Beispiel: Ein Vertriebs-Coaching bietet wöchentliche Video-Module (vorab aufgezeichnet), begleitende PDF-Handbücher und eine monatliche Live-Fragestunde an. Die meisten Inhalte sind vorproduziert und können zeitunabhängig abgerufen werden. Nach der neuen BGH-Rechtsprechung wäre ein solches Programm zulassungspflichtig – liegt keine ZFU-Zulassung vor, ist der Vertrag mit den Teilnehmern nichtig.
Auch viele andere Online-Weiterbildungen, die in den letzten Jahren beliebt waren, fallen in diese Kategorie: vom klassischen E-Learning-Kurs mit Tutorium bis zum gruppenbasierten Mentoring-Programm mit Videos und gelegentlichen Live-Calls. Anbieter solcher Formate laufen jetzt Gefahr, gegen das FernUSG zu verstoßen, wenn sie nicht rechtzeitig eine Zulassung einholen oder ihr Konzept anpassen.
Was bedeutet das für Arbeitnehmer, die an solchen Kursen teilnehmen?

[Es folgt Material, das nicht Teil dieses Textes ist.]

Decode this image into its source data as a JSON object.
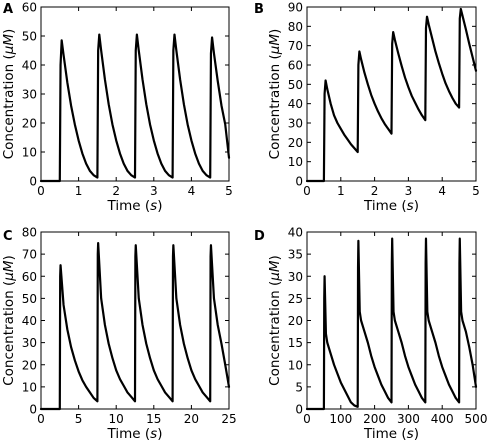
{
  "chart_data": [
    {
      "panel": "A",
      "type": "line",
      "xlabel_text": "Time",
      "xlabel_unit": "s",
      "ylabel_text": "Concentration",
      "ylabel_unit": "μM",
      "xlim": [
        0,
        5
      ],
      "ylim": [
        0,
        60
      ],
      "xticks": [
        0,
        1,
        2,
        3,
        4,
        5
      ],
      "yticks": [
        0,
        10,
        20,
        30,
        40,
        50,
        60
      ],
      "xtick_labels": [
        "0",
        "1",
        "2",
        "3",
        "4",
        "5"
      ],
      "ytick_labels": [
        "0",
        "10",
        "20",
        "30",
        "40",
        "50",
        "60"
      ],
      "series": [
        {
          "x": [
            0,
            0.5,
            0.52,
            0.55,
            0.6,
            0.7,
            0.8,
            0.9,
            1.0,
            1.1,
            1.2,
            1.3,
            1.4,
            1.5,
            1.52,
            1.55,
            1.6,
            1.7,
            1.8,
            1.9,
            2.0,
            2.1,
            2.2,
            2.3,
            2.4,
            2.5,
            2.52,
            2.55,
            2.6,
            2.7,
            2.8,
            2.9,
            3.0,
            3.1,
            3.2,
            3.3,
            3.4,
            3.5,
            3.52,
            3.55,
            3.6,
            3.7,
            3.8,
            3.9,
            4.0,
            4.1,
            4.2,
            4.3,
            4.4,
            4.5,
            4.52,
            4.55,
            4.6,
            4.7,
            4.8,
            4.9,
            5.0
          ],
          "y": [
            0,
            0,
            40,
            48.5,
            43.5,
            34,
            26,
            19.5,
            14,
            9.5,
            6,
            3.5,
            2,
            1.2,
            45,
            50.5,
            45,
            35,
            26.5,
            19.5,
            14,
            9.5,
            6,
            3.5,
            2,
            1.2,
            45,
            50.5,
            45,
            35,
            26.5,
            19.5,
            14,
            9.5,
            6,
            3.5,
            2,
            1.2,
            45,
            50.5,
            45,
            35,
            26.5,
            19.5,
            14,
            9.5,
            6,
            3.5,
            2,
            1.2,
            44,
            49.5,
            44,
            34.5,
            26,
            19.5,
            8
          ]
        }
      ]
    },
    {
      "panel": "B",
      "type": "line",
      "xlabel_text": "Time",
      "xlabel_unit": "s",
      "ylabel_text": "Concentration",
      "ylabel_unit": "μM",
      "xlim": [
        0,
        5
      ],
      "ylim": [
        0,
        90
      ],
      "xticks": [
        0,
        1,
        2,
        3,
        4,
        5
      ],
      "yticks": [
        0,
        10,
        20,
        30,
        40,
        50,
        60,
        70,
        80,
        90
      ],
      "xtick_labels": [
        "0",
        "1",
        "2",
        "3",
        "4",
        "5"
      ],
      "ytick_labels": [
        "0",
        "10",
        "20",
        "30",
        "40",
        "50",
        "60",
        "70",
        "80",
        "90"
      ],
      "series": [
        {
          "x": [
            0,
            0.5,
            0.52,
            0.55,
            0.6,
            0.7,
            0.8,
            0.9,
            1.0,
            1.1,
            1.2,
            1.3,
            1.4,
            1.5,
            1.52,
            1.55,
            1.6,
            1.7,
            1.8,
            1.9,
            2.0,
            2.1,
            2.2,
            2.3,
            2.4,
            2.5,
            2.52,
            2.55,
            2.6,
            2.7,
            2.8,
            2.9,
            3.0,
            3.1,
            3.2,
            3.3,
            3.4,
            3.5,
            3.52,
            3.55,
            3.6,
            3.7,
            3.8,
            3.9,
            4.0,
            4.1,
            4.2,
            4.3,
            4.4,
            4.5,
            4.52,
            4.55,
            4.6,
            4.7,
            4.8,
            4.9,
            5.0
          ],
          "y": [
            0,
            0,
            45,
            52,
            47.5,
            40,
            34,
            30,
            27,
            24,
            21.5,
            19,
            17,
            15,
            60,
            67,
            63,
            56,
            50,
            44.5,
            40,
            36,
            32.5,
            29.5,
            27,
            24.5,
            71,
            77,
            73,
            66,
            59.5,
            53.5,
            48.5,
            44,
            40.5,
            37,
            34,
            31.5,
            79,
            85,
            81,
            74,
            67,
            61,
            55.5,
            50.5,
            46.5,
            43,
            40,
            38,
            84,
            89,
            85.5,
            78.5,
            71,
            64,
            57
          ]
        }
      ]
    },
    {
      "panel": "C",
      "type": "line",
      "xlabel_text": "Time",
      "xlabel_unit": "s",
      "ylabel_text": "Concentration",
      "ylabel_unit": "μM",
      "xlim": [
        0,
        25
      ],
      "ylim": [
        0,
        80
      ],
      "xticks": [
        0,
        5,
        10,
        15,
        20,
        25
      ],
      "yticks": [
        0,
        10,
        20,
        30,
        40,
        50,
        60,
        70,
        80
      ],
      "xtick_labels": [
        "0",
        "5",
        "10",
        "15",
        "20",
        "25"
      ],
      "ytick_labels": [
        "0",
        "10",
        "20",
        "30",
        "40",
        "50",
        "60",
        "70",
        "80"
      ],
      "series": [
        {
          "x": [
            0,
            2.5,
            2.55,
            2.6,
            3.0,
            3.5,
            4.0,
            4.5,
            5.0,
            5.5,
            6.0,
            6.5,
            7.0,
            7.5,
            7.55,
            7.6,
            8.0,
            8.5,
            9.0,
            9.5,
            10.0,
            10.5,
            11.0,
            11.5,
            12.0,
            12.5,
            12.55,
            12.6,
            13.0,
            13.5,
            14.0,
            14.5,
            15.0,
            15.5,
            16.0,
            16.5,
            17.0,
            17.5,
            17.55,
            17.6,
            18.0,
            18.5,
            19.0,
            19.5,
            20.0,
            20.5,
            21.0,
            21.5,
            22.0,
            22.5,
            22.55,
            22.6,
            23.0,
            23.5,
            24.0,
            24.5,
            25.0
          ],
          "y": [
            0,
            0,
            60,
            65,
            47,
            36,
            28,
            22,
            17,
            13,
            10,
            7.5,
            5,
            3.5,
            70,
            75,
            50,
            38,
            29.5,
            23,
            17.5,
            13.5,
            10.5,
            7.5,
            5.5,
            3.5,
            69,
            74,
            50,
            38,
            29.5,
            23,
            17.5,
            13.5,
            10.5,
            7.5,
            5.5,
            3.5,
            69,
            74,
            50,
            38,
            29.5,
            23,
            17.5,
            13.5,
            10.5,
            7.5,
            5.5,
            3.5,
            69,
            74,
            50,
            38,
            29.5,
            20,
            10
          ]
        }
      ]
    },
    {
      "panel": "D",
      "type": "line",
      "xlabel_text": "Time",
      "xlabel_unit": "s",
      "ylabel_text": "Concentration",
      "ylabel_unit": "μM",
      "xlim": [
        0,
        500
      ],
      "ylim": [
        0,
        40
      ],
      "xticks": [
        0,
        100,
        200,
        300,
        400,
        500
      ],
      "yticks": [
        0,
        5,
        10,
        15,
        20,
        25,
        30,
        35,
        40
      ],
      "xtick_labels": [
        "0",
        "100",
        "200",
        "300",
        "400",
        "500"
      ],
      "ytick_labels": [
        "0",
        "5",
        "10",
        "15",
        "20",
        "25",
        "30",
        "35",
        "40"
      ],
      "series": [
        {
          "x": [
            0,
            50,
            51,
            52,
            56,
            60,
            70,
            80,
            90,
            100,
            110,
            120,
            130,
            140,
            150,
            151,
            152,
            156,
            160,
            170,
            180,
            190,
            200,
            210,
            220,
            230,
            240,
            250,
            251,
            252,
            256,
            260,
            270,
            280,
            290,
            300,
            310,
            320,
            330,
            340,
            350,
            351,
            352,
            356,
            360,
            370,
            380,
            390,
            400,
            410,
            420,
            430,
            440,
            450,
            451,
            452,
            456,
            460,
            470,
            480,
            490,
            500
          ],
          "y": [
            0,
            0,
            25,
            30,
            17,
            15,
            12.5,
            10,
            8,
            6,
            4.5,
            3,
            1.5,
            0.8,
            0.5,
            32,
            38,
            22,
            20,
            17.5,
            15,
            12,
            9.5,
            7.5,
            5.5,
            4,
            2.5,
            1.5,
            33,
            38.5,
            22,
            20,
            17.5,
            15,
            12,
            9.5,
            7.5,
            5.5,
            4,
            2.5,
            1.5,
            33,
            38.5,
            22,
            20,
            17.5,
            15,
            12,
            9.5,
            7.5,
            5.5,
            4,
            2.5,
            1.5,
            33,
            38.5,
            22,
            20,
            17.5,
            14,
            10,
            5
          ]
        }
      ]
    }
  ]
}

Für Arbeitnehmer als Teilnehmende bedeutet das Urteil vor allem eins: Sie genießen höheren Schutz und potentielle finanzielle Ansprüche, falls ein Kurs ohne erforderliche Zulassung durchgeführt wurde. Konkret ergeben sich folgende Punkte:
Rückzahlungsanspruch
Fehlt die ZFU-Zulassung für einen eigentlich zulassungspflichtigen Fernkurs, ist der Vertrag nichtig (§ 134 BGB in Verbindung mit § 7 Abs. 1 FernUSG). Nichtig heißt: der Vertrag gilt als von Anfang an ungültig. Folge: Bereits gezahlte Kursgebühren können zurückverlangt werden. Juristisch handelt es sich um „ungerechtfertigte Bereicherung“ (§ 812 BGB) – der Anbieter hat Geld erhalten, ohne rechtliche Grundlage. Teilnehmende müssen also finanziell nicht auf den Kosten sitzen bleiben. Wichtig zu wissen: Die Verjährungsfrist für solche Rückforderungen beträgt drei Jahre ab dem Ende des Jahres, in dem man von der fehlenden Zulassung erfahren hat. Man sollte Ansprüche daher rechtzeitig geltend machen, bevor sie verjähren.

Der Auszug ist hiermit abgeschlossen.